I wish with all my heart they'd address the Cylon in Baltar's head already. Farscape did the concept first, and did it much better. It didn't drag out as long, either.
I've decided to stick with Galactica throughout the rest of the run. I've been here this long, so why stop now? Recently, Ron Moore said the entire fourth season had been plotted out more than a year ago, but during the writers' strike he had time to think and "came up with something better." Huh. We'll see. Hopefully, he rewatched the first two seasons and realized why the show was so much better then--more drama, less soap. I tell folks the show "jumped the shark" with the destruction of the Pegasus.
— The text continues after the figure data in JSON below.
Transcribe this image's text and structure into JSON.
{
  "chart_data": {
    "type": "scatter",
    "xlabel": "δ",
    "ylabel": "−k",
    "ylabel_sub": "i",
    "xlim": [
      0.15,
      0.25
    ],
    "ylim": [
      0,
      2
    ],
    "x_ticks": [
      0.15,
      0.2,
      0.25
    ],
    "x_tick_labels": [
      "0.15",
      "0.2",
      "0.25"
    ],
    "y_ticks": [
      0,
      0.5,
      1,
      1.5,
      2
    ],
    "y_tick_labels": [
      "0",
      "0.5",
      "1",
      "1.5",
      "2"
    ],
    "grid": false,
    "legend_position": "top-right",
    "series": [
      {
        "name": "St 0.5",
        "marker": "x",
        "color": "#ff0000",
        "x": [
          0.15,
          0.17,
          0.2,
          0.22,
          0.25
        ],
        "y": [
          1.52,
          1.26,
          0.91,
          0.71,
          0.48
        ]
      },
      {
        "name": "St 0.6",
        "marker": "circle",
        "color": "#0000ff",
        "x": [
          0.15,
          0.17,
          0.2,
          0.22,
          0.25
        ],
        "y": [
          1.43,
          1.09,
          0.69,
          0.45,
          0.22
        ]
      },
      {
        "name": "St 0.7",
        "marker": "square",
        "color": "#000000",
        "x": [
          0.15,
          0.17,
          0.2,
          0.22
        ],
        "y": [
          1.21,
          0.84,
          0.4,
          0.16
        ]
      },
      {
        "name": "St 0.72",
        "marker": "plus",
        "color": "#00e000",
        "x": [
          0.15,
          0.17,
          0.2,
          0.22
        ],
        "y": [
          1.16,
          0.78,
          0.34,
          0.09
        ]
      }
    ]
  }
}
Not that the destruction of the second Battlestar was in and of itself a bad move, but rather the show went downhill from there in startling fashion.
The characters' universe seems to have contracted rather than expand. It's somehow become a smaller show, more insular. Case in point: President Laura Roslin no longer keeps a running tab of the surviving human population. Think about that for a minute, and the differences it symbolizes between the first season and where we are now.